A larger number of taps N removes high-frequency noise more effectively, but it also slows the response and blunts sharp signal changes. Generally, set N larger relative to the period of the noise you want to remove. For example, to remove 50 Hz noise, adjust N based on the sampling frequency and confirm by checking the frequency response graph.
Yes, it is necessary. The bilinear transform introduces a nonlinear relationship between analog and digital frequencies, causing the cutoff frequency to shift. This tool automatically performs pre-warping to accurately reflect the specified cutoff frequency. No manual correction is needed.

Real-World Applications

Vibration & Acoustic Sensor Denoising: In industrial condition monitoring, sensors on motors pick up both the machine's vibration and background noise. A bandpass filter designed here can isolate the specific frequency of a bearing defect, allowing for early failure prediction.

Control System Signal Pre-processing: Feedback signals in robotics or flight control are often noisy. A low-pass filter with a carefully chosen cutoff frequency (using the $f_c$ and $f_s$ parameters) removes high-frequency sensor noise without introducing a lag that would destabilize the control loop.

Biomedical Signal Conditioning (ECG/EEG): An electrocardiogram (ECG) signal has crucial components below 100 Hz but is contaminated with 50/60 Hz powerline interference. A designer would use this tool to create a sharp notch filter or a high-order low-pass filter to clean the signal for diagnosis.

Audio Effect Prototyping: Before building hardware guitar pedals, audio engineers prototype "wah-wah" or equalizer effects digitally. They can quickly iterate by adjusting filter type, order, and cutoff in a simulator like this, hearing the effect in real-time on the test signal.

Common Misconceptions and Points to Note

First, there is a misconception that "a higher filter order N is always better." While increasing the order does sharpen the cutoff characteristics, the trade-off is significant. For IIR filters, phase distortion increases, and for FIR filters, computational load (the required number of taps) grows explosively. For example, when designing an FIR filter with a 1kHz sampling frequency and a 100Hz cutoff frequency, doubling the order from 100 to 200 also roughly doubles the processing delay. This can be fatal in control systems requiring real-time performance. You should start with a low order (around 4th to 8th order) and aim for a design that meets the minimum necessary performance.

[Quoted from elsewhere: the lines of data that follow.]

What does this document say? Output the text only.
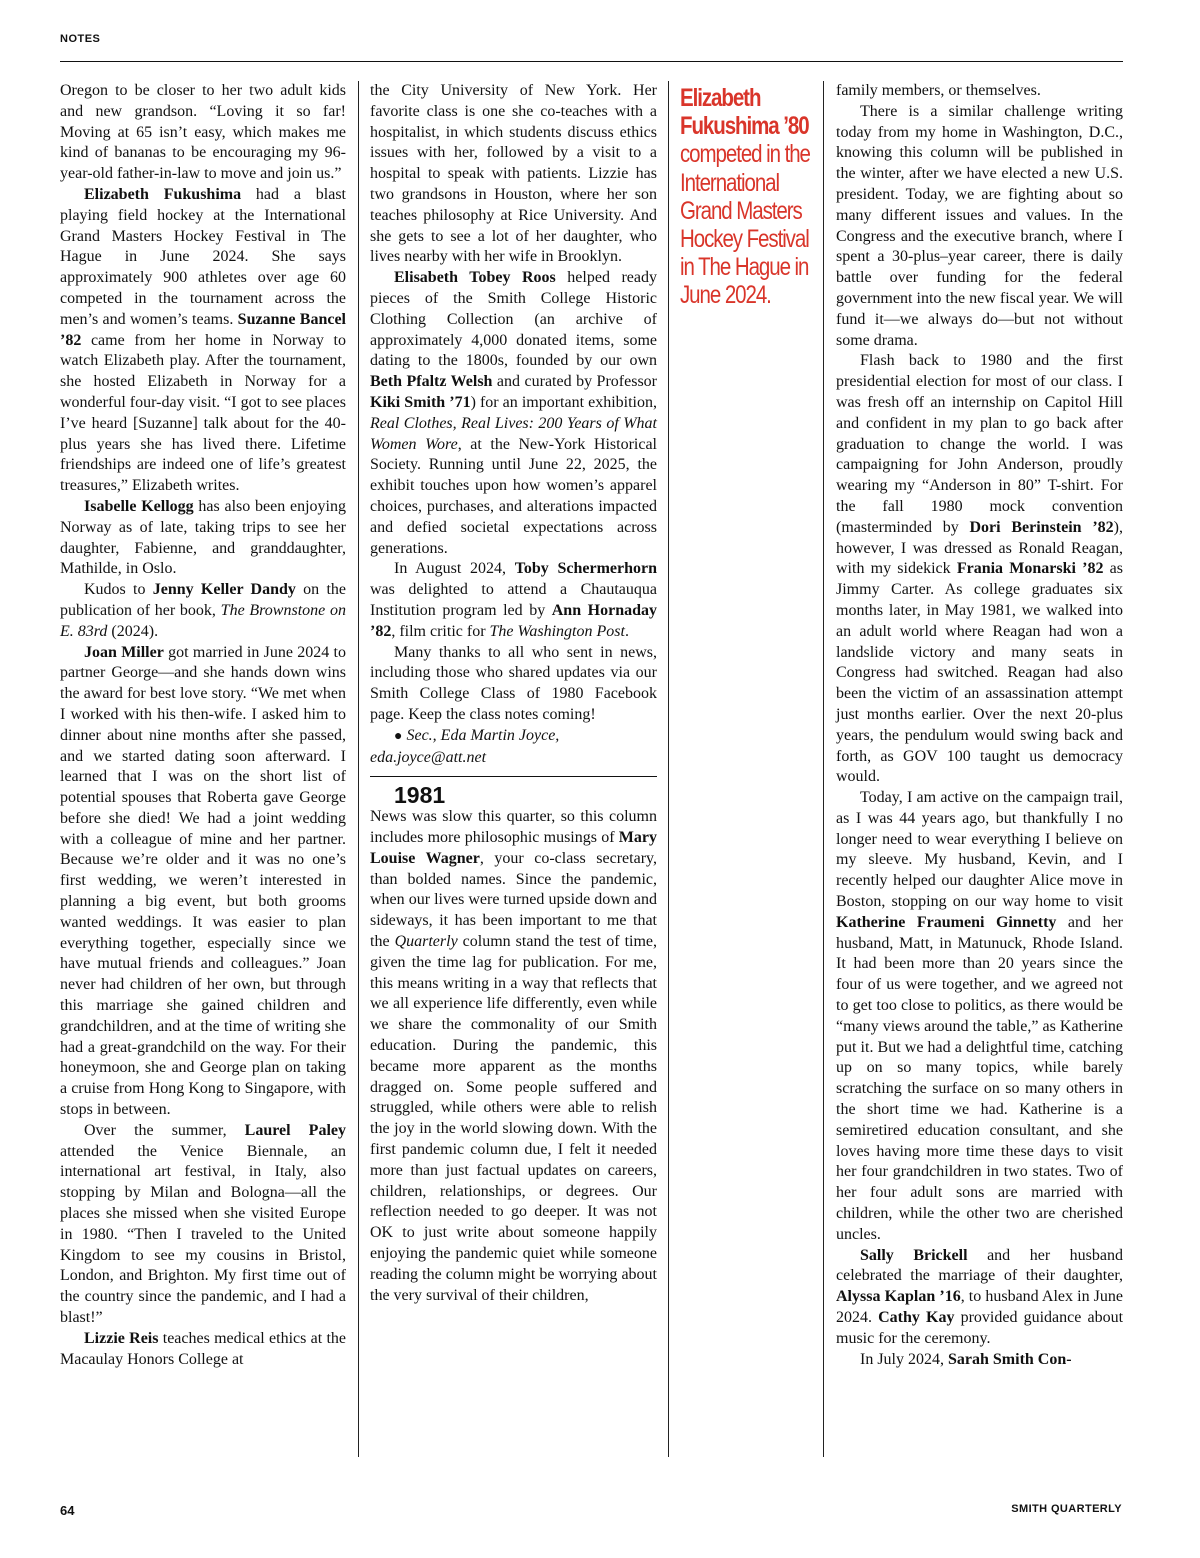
NOTES

Oregon to be closer to her two adult kids and new grandson. “Loving it so far! Moving at 65 isn’t easy, which makes me kind of bananas to be encouraging my 96-year-old father-in-law to move and join us.”

Elizabeth Fukushima had a blast playing field hockey at the International Grand Masters Hockey Festival in The Hague in June 2024. She says approximately 900 athletes over age 60 competed in the tournament across the men’s and women’s teams. Suzanne Bancel ’82 came from her home in Norway to watch Elizabeth play. After the tournament, she hosted Elizabeth in Norway for a wonderful four-day visit. “I got to see places I’ve heard [Suzanne] talk about for the 40-plus years she has lived there. Lifetime friendships are indeed one of life’s greatest treasures,” Elizabeth writes.

Isabelle Kellogg has also been enjoying Norway as of late, taking trips to see her daughter, Fabienne, and granddaughter, Mathilde, in Oslo.

Kudos to Jenny Keller Dandy on the publication of her book, The Brownstone on E. 83rd (2024).

Joan Miller got married in June 2024 to partner George—and she hands down wins the award for best love story. “We met when I worked with his then-wife. I asked him to dinner about nine months after she passed, and we started dating soon afterward. I learned that I was on the short list of potential spouses that Roberta gave George before she died! We had a joint wedding with a colleague of mine and her partner. Because we’re older and it was no one’s first wedding, we weren’t interested in planning a big event, but both grooms wanted weddings. It was easier to plan everything together, especially since we have mutual friends and colleagues.” Joan never had children of her own, but through this marriage she gained children and grandchildren, and at the time of writing she had a great-grandchild on the way. For their honeymoon, she and George plan on taking a cruise from Hong Kong to Singapore, with stops in between.

Over the summer, Laurel Paley attended the Venice Biennale, an international art festival, in Italy, also stopping by Milan and Bologna—all the places she missed when she visited Europe in 1980. “Then I traveled to the United Kingdom to see my cousins in Bristol, London, and Brighton. My first time out of the country since the pandemic, and I had a blast!”

Lizzie Reis teaches medical ethics at the Macaulay Honors College at

the City University of New York. Her favorite class is one she co-teaches with a hospitalist, in which students discuss ethics issues with her, followed by a visit to a hospital to speak with patients. Lizzie has two grandsons in Houston, where her son teaches philosophy at Rice University. And she gets to see a lot of her daughter, who lives nearby with her wife in Brooklyn.

Elisabeth Tobey Roos helped ready pieces of the Smith College Historic Clothing Collection (an archive of approximately 4,000 donated items, some dating to the 1800s, founded by our own Beth Pfaltz Welsh and curated by Professor Kiki Smith ’71) for an important exhibition, Real Clothes, Real Lives: 200 Years of What Women Wore, at the New-York Historical Society. Running until June 22, 2025, the exhibit touches upon how women’s apparel choices, purchases, and alterations impacted and defied societal expectations across generations.

In August 2024, Toby Schermerhorn was delighted to attend a Chautauqua Institution program led by Ann Hornaday ’82, film critic for The Washington Post.

Many thanks to all who sent in news, including those who shared updates via our Smith College Class of 1980 Facebook page. Keep the class notes coming!

● Sec., Eda Martin Joyce,
eda.joyce@att.net

1981

News was slow this quarter, so this column includes more philosophic musings of Mary Louise Wagner, your co-class secretary, than bolded names. Since the pandemic, when our lives were turned upside down and sideways, it has been important to me that the Quarterly column stand the test of time, given the time lag for publication. For me, this means writing in a way that reflects that we all experience life differently, even while we share the commonality of our Smith education. During the pandemic, this became more apparent as the months dragged on. Some people suffered and struggled, while others were able to relish the joy in the world slowing down. With the first pandemic column due, I felt it needed more than just factual updates on careers, children, relationships, or degrees. Our reflection needed to go deeper. It was not OK to just write about someone happily enjoying the pandemic quiet while someone reading the column might be worrying about the very survival of their children,

Elizabeth Fukushima ’80 competed in the International Grand Masters Hockey Festival in The Hague in June 2024.

family members, or themselves.

There is a similar challenge writing today from my home in Washington, D.C., knowing this column will be published in the winter, after we have elected a new U.S. president. Today, we are fighting about so many different issues and values. In the Congress and the executive branch, where I spent a 30-plus–year career, there is daily battle over funding for the federal government into the new fiscal year. We will fund it—we always do—but not without some drama.

Flash back to 1980 and the first presidential election for most of our class. I was fresh off an internship on Capitol Hill and confident in my plan to go back after graduation to change the world. I was campaigning for John Anderson, proudly wearing my “Anderson in 80” T-shirt. For the fall 1980 mock convention (masterminded by Dori Berinstein ’82), however, I was dressed as Ronald Reagan, with my sidekick Frania Monarski ’82 as Jimmy Carter. As college graduates six months later, in May 1981, we walked into an adult world where Reagan had won a landslide victory and many seats in Congress had switched. Reagan had also been the victim of an assassination attempt just months earlier. Over the next 20-plus years, the pendulum would swing back and forth, as GOV 100 taught us democracy would.

Today, I am active on the campaign trail, as I was 44 years ago, but thankfully I no longer need to wear everything I believe on my sleeve. My husband, Kevin, and I recently helped our daughter Alice move in Boston, stopping on our way home to visit Katherine Fraumeni Ginnetty and her husband, Matt, in Matunuck, Rhode Island. It had been more than 20 years since the four of us were together, and we agreed not to get too close to politics, as there would be “many views around the table,” as Katherine put it. But we had a delightful time, catching up on so many topics, while barely scratching the surface on so many others in the short time we had. Katherine is a semiretired education consultant, and she loves having more time these days to visit her four grandchildren in two states. Two of her four adult sons are married with children, while the other two are cherished uncles.

Sally Brickell and her husband celebrated the marriage of their daughter, Alyssa Kaplan ’16, to husband Alex in June 2024. Cathy Kay provided guidance about music for the ceremony.

In July 2024, Sarah Smith Con-

64	SMITH QUARTERLY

Next is underestimating the sampling theorem. While it's obvious not to exceed the Nyquist frequency (half the sampling frequency) when setting the cutoff frequency in a tool, the issue lies in the "margin." For instance, with a 10kHz sampling frequency, the Nyquist frequency is 5kHz. If you try to remove a 4.8kHz signal here, there's almost no room to set the filter's transition band, requiring a very high-order filter. As a practical rule, you should ensure a sampling frequency at least 2 to 2.5 times higher than the maximum frequency you want to handle, building in design margin.

Finally, overlooking coefficient quantization error. The filter coefficients output by tools are high-precision, but when you actually implement them on a microcontroller or FPGA, they are represented using fixed-point or finite bit lengths. At this stage, if small coefficient values are rounded to "0," the intended characteristics can degrade significantly. This is especially risky for IIR filters due to their feedback, which can allow errors to accumulate or even diverge. After designing, make it a habit to re-quantize the coefficients with the intended bit length and always verify via simulation that the frequency response remains within acceptable limits.